E. Amending Your PHI. If you believe that there is some error in your PHI or that important information has been  omitted, it is your right to request that I correct the existing information or add the missing information. Your  request and the reason for the request must be made in writing. You will receive a response within 60 days of my  receipt of your request. I may  deny your request, in writing, if I find that: the PHI is (a) correct and complete,  (b) forbidden to be disclosed, (c) not part of my records, or (d) written by someone other than Jennifer Wolff, LMFT. Our denial must be in writing and must state the reasons for the denial. It must  also explain your right to file a written statement objecting to the denial. If you do not file a written objection, you  still have the right to ask that your request and my denial be attached to any future disclosures of your PHI. If I approve your request, I will make the change(s) to your PHI. Additionally, I will tell you that the changes have  been made, and I will advise all others who need to know about the change(s) to your PHI. 

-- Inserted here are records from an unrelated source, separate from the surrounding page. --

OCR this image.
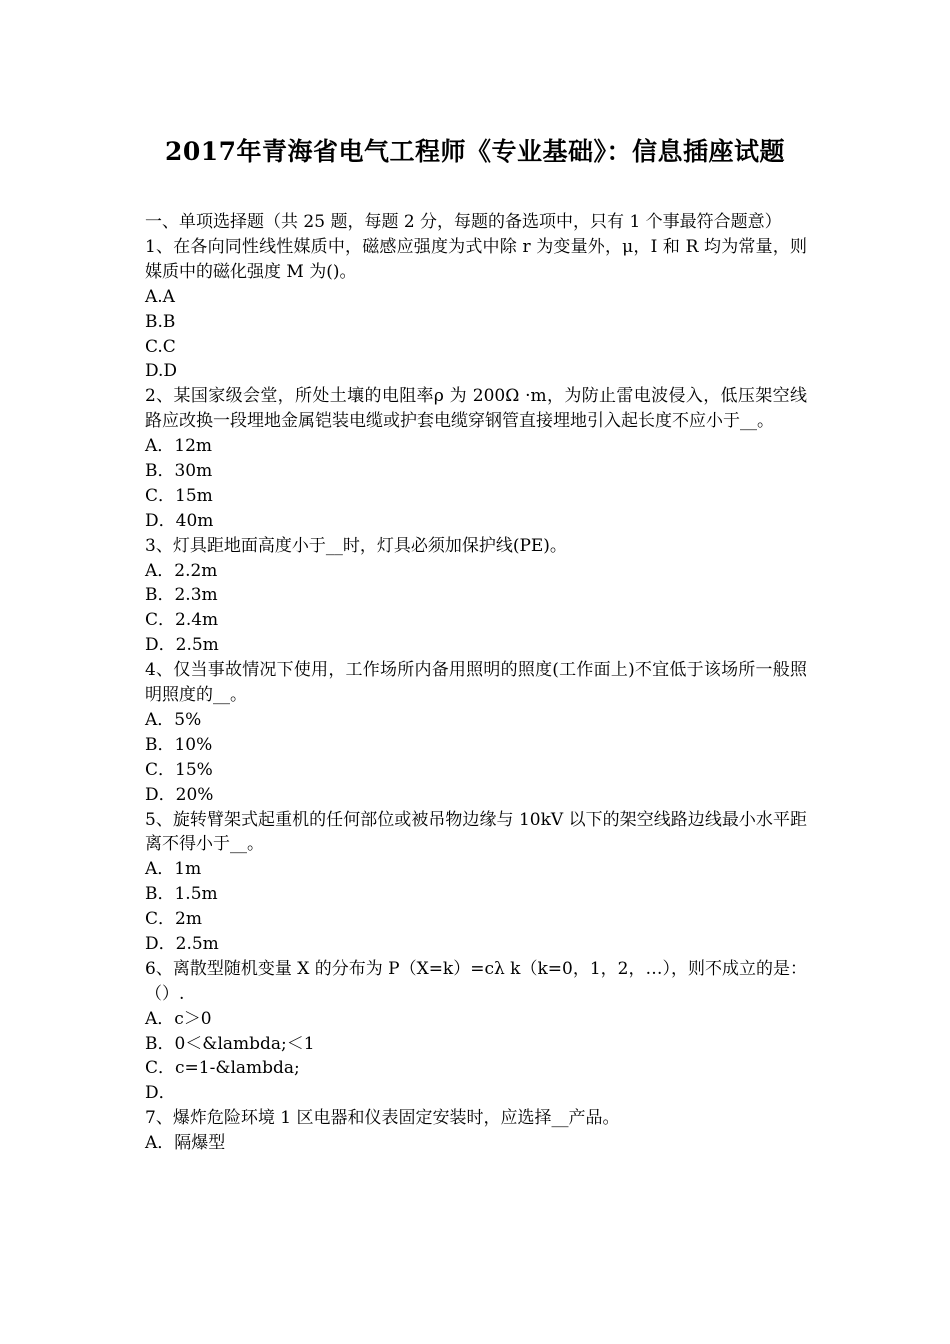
2017年青海省电气工程师《专业基础》：信息插座试题
一、单项选择题（共 25 题，每题 2 分，每题的备选项中，只有 1 个事最符合题意）
1、在各向同性线性媒质中，磁感应强度为式中除 r 为变量外，μ，I 和 R 均为常量，则媒质中的磁化强度 M 为()。
A.A
B.B
C.C
D.D
2、某国家级会堂，所处土壤的电阻率ρ 为 200Ω ·m，为防止雷电波侵入，低压架空线路应改换一段埋地金属铠装电缆或护套电缆穿钢管直接埋地引入起长度不应小于__。
A．12m
B．30m
C．15m
D．40m
3、灯具距地面高度小于__时，灯具必须加保护线(PE)。
A．2.2m
B．2.3m
C．2.4m
D．2.5m
4、仅当事故情况下使用，工作场所内备用照明的照度(工作面上)不宜低于该场所一般照明照度的__。
A．5%
B．10%
C．15%
D．20%
5、旋转臂架式起重机的任何部位或被吊物边缘与 10kV 以下的架空线路边线最小水平距离不得小于__。
A．1m
B．1.5m
C．2m
D．2.5m
6、离散型随机变量 X 的分布为 P（X=k）=cλ k（k=0，1，2，…），则不成立的是：（）.
A．c＞0
B．0＜&lambda;＜1
C．c=1-&lambda;
D．
7、爆炸危险环境 1 区电器和仪表固定安装时，应选择__产品。
A．隔爆型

F. Notification of Breach. You have a right to be notified if there is a breach of your unsecured PHI. This would  include information that could lead to identity theft. You will be notified if there is a breach or a violation of the  HIPAA Privacy Rule and there is an assessment that the PHI may be compromised. 

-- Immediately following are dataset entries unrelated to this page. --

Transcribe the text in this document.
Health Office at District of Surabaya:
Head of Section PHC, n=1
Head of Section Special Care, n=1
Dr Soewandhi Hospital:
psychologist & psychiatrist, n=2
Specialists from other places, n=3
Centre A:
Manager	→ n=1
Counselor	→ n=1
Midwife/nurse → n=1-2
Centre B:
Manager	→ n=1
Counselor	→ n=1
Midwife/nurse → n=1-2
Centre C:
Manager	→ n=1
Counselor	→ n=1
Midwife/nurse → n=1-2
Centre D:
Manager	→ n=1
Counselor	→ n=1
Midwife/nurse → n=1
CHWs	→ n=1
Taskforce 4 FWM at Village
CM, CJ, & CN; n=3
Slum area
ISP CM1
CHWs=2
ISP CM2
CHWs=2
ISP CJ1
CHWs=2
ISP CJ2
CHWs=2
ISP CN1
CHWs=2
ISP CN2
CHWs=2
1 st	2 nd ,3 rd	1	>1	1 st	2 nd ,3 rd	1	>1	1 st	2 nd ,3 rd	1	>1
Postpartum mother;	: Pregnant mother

G. Filing Complaints. If, in your opinion, I may  have violated your privacy rights, or if you object to a decision  I made about access to your PHI, you are entitled to file a complaint with the person listed in Section IV below.  You may also send a written complaint to the Secretary of the Department of Health and Human Services at 200  Independence Avenue S.W. Washington, D.C. 20201. If you file a complaint about my privacy practices, I will  take no retaliatory action against you

IV. CONTACT PERSON FOR INFORMATION IN THIS NOTICE OR TO COMPLAIN ABOUT  OUR PRIVACY PRACTICES 

If you have any questions about this notice or any complaints about my privacy practices, or would like to know  how to file a complaint with the Secretary of the Department of Health and Human Services, please contact me  at: 

  

Jennifer Wolff, LMFT 

2530 Crawford Avenue

Suite 308

Evanston, IL 60201

847.962.6408 

jennifer@jennifer-wolff.com 

X. EFFECTIVE DATE OF THIS NOTICE  

This notice went into effect on February 1, 2025.